The international community has been highly critical of how Brazil is handling the fires.  French President Emmanuel Macron warned he would not sign the EU-Mercosur trade treaty if Bolsonaro pulled Brazil out of the Paris accord. Norway and Germany suspended funding for projects to curb deforestation in Brazil. At the G7 summit, although the member states pledged $20m as aid to pay for firefighting planes, Brazil has rejected it. 


  • Between 2006 and 2012, due to international pressure, countries sharing the Amazon forest cover had significantly put the brakes on deforestation.  It is apparent that in their search for economic revival amidst an overall downtrend in growth rates, domestic compulsions are driving upwards the pace of deforestation. For the survival of planet Earth, international commitment to preserve these forests has to be invoked once again.
  • Nowhere is this more apparent than in Brazil where loggers, farmers and other commercial exploiters of the rainforest resources are clearly encouraged by the anti-environment rhetoric of the current political dispensation. Unless defaulting governments are faced with punitive actions and widespread condemnations, the situation will not improve.
  • Another reason is that that current economic recession is leading to hunger and food insecurity among the poor.  In a bid to increase food production, more and more of the forest cover is being destroyed through “ natural occurring” fires.
  • Agri societies blessed with large tracts of forest cover, are habituated to cultivating food through the unsustainable ‘slash and burn’ farming technique – which works by encroaching into the soil fertility of a newly cleared patch of forest.  Ashes of trees and undergrowth act as rich nutrients, resulting in plentiful crops for a short time. This practice needs to be curbed. 
  • While there is no denying that Brazil and other countries must duly harvest the riches of the Amazon forests for the economic upliftment of their people, this has to be done in a systematic, planned and sustainable manner.  The international community should be sensitive to this and assist these countries through funds, technological expertise and training. 
  • As an immediate response, there is a need to pool firefighting resources like heavy fire fighting air-tankers and provide technical expertise to the affected countries on a war footing.
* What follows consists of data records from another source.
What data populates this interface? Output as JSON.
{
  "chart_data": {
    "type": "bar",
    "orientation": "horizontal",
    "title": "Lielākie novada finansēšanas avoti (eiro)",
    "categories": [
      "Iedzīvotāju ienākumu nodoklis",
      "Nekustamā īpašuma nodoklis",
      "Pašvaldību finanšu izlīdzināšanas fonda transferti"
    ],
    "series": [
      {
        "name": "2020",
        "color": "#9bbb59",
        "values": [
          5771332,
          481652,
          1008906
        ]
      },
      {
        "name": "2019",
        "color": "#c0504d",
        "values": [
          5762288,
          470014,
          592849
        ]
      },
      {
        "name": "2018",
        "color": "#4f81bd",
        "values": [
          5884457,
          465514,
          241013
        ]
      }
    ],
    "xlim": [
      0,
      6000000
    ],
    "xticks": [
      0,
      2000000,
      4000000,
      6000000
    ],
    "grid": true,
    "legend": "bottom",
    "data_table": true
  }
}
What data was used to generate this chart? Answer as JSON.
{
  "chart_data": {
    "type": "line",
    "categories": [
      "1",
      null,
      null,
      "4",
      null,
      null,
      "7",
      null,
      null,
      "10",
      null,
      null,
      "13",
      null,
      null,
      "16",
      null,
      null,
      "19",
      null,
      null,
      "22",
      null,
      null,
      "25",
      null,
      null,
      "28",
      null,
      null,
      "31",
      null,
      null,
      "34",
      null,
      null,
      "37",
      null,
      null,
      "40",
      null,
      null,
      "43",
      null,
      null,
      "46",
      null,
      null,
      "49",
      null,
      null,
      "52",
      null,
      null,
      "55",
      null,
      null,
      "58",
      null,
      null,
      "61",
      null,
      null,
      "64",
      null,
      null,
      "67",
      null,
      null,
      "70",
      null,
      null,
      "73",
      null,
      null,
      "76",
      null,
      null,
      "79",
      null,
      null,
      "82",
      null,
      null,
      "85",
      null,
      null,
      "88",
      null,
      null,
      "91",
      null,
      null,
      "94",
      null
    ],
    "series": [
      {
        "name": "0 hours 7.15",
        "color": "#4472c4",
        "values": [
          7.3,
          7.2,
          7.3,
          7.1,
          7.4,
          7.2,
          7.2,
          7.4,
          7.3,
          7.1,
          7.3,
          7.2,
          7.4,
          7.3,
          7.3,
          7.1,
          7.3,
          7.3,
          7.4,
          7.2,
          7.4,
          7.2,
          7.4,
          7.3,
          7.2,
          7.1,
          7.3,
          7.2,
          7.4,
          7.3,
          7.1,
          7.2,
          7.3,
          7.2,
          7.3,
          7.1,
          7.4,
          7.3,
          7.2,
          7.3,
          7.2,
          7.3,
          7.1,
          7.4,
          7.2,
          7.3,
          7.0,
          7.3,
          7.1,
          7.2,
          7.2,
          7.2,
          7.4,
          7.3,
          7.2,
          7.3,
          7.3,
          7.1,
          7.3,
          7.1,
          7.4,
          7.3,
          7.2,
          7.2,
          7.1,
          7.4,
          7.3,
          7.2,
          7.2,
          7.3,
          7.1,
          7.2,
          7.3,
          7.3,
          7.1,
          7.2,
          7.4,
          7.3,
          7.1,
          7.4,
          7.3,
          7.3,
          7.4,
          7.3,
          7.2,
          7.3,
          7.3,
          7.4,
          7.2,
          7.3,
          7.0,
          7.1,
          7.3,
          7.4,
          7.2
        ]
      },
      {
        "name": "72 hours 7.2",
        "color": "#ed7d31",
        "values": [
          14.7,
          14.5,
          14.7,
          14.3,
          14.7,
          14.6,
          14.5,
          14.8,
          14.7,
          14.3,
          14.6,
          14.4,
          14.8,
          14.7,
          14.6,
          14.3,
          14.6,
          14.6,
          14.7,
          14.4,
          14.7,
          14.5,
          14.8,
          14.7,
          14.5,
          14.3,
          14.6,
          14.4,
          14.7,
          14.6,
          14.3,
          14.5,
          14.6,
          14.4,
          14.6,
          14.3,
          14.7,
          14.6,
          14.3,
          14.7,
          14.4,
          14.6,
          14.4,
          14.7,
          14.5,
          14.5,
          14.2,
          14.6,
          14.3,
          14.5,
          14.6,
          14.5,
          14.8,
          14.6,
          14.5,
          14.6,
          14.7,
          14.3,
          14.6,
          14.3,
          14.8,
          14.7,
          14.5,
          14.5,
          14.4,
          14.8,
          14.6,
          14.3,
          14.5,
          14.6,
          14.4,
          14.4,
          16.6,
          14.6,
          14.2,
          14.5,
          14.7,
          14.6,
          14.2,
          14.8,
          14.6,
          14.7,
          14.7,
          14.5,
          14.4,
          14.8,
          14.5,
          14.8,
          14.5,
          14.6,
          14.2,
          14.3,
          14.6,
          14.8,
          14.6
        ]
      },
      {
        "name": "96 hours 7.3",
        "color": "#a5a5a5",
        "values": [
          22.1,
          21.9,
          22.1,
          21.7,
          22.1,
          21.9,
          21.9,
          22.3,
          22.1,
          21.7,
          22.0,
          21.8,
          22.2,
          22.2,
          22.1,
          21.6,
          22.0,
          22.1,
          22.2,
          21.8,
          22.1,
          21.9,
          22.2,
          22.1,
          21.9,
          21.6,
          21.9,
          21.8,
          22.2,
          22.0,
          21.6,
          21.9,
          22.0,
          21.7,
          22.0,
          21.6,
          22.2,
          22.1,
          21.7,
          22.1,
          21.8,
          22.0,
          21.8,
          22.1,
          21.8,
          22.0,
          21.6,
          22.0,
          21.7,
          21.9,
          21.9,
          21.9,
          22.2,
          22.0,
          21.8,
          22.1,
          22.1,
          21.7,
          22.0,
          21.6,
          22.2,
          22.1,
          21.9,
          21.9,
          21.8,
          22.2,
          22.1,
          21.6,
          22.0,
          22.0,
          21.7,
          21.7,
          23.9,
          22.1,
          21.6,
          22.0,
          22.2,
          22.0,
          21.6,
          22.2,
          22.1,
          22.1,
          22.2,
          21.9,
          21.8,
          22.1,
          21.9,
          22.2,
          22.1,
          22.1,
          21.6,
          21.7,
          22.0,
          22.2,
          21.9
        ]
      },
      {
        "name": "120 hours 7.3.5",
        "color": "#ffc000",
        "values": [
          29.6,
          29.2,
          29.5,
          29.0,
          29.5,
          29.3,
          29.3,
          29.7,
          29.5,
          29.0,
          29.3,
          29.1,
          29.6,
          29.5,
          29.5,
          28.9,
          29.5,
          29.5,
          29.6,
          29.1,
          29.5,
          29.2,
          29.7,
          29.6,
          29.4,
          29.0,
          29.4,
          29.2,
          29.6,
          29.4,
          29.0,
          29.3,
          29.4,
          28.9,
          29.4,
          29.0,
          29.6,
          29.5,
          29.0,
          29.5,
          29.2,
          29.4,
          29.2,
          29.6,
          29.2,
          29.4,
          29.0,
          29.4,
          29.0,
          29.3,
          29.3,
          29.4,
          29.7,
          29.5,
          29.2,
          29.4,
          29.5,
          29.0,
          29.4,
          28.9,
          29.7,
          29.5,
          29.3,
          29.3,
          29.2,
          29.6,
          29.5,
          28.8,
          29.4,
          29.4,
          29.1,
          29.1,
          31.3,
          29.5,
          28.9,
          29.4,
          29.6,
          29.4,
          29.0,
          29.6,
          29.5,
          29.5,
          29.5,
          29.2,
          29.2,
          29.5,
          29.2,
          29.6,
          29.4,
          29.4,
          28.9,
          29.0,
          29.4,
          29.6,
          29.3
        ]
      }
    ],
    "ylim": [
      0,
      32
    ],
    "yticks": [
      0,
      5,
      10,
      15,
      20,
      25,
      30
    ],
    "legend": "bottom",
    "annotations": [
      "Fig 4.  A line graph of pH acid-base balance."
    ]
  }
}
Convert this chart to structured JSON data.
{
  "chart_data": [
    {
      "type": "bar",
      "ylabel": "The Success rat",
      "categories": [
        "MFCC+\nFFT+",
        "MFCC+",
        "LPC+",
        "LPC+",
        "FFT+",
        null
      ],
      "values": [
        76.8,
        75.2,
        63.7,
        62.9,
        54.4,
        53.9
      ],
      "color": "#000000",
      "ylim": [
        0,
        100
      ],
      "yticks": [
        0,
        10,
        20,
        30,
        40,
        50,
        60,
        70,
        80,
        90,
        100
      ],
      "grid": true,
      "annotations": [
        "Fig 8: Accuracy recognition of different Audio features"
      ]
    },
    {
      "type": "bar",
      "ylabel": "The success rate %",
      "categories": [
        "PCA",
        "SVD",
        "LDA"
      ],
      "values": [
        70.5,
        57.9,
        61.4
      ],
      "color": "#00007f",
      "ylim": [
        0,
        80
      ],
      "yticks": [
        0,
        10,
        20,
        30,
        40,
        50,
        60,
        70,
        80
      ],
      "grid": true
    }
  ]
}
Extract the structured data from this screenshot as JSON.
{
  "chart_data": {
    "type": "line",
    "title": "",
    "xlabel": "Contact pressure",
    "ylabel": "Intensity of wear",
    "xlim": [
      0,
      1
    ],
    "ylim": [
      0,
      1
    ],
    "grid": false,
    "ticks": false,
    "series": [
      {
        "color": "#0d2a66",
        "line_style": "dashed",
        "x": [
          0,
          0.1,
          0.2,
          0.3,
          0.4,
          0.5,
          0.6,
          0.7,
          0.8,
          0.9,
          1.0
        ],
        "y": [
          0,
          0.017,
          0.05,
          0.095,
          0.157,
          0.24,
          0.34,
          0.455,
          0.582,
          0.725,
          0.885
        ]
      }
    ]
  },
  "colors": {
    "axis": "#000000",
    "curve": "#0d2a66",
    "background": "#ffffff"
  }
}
Brazil and other countries should be encouraged to seek and accept this international assistance.  
  • The exploitation of the Amazon forests is fuelled by the international demand for paper, lumber and meat products produced by the creation of vast ranches from forest cover.  A responsible world needs to rein in this extravagance and learn to manage more frugally and not lay the entire blame on the Amazon Basin countries.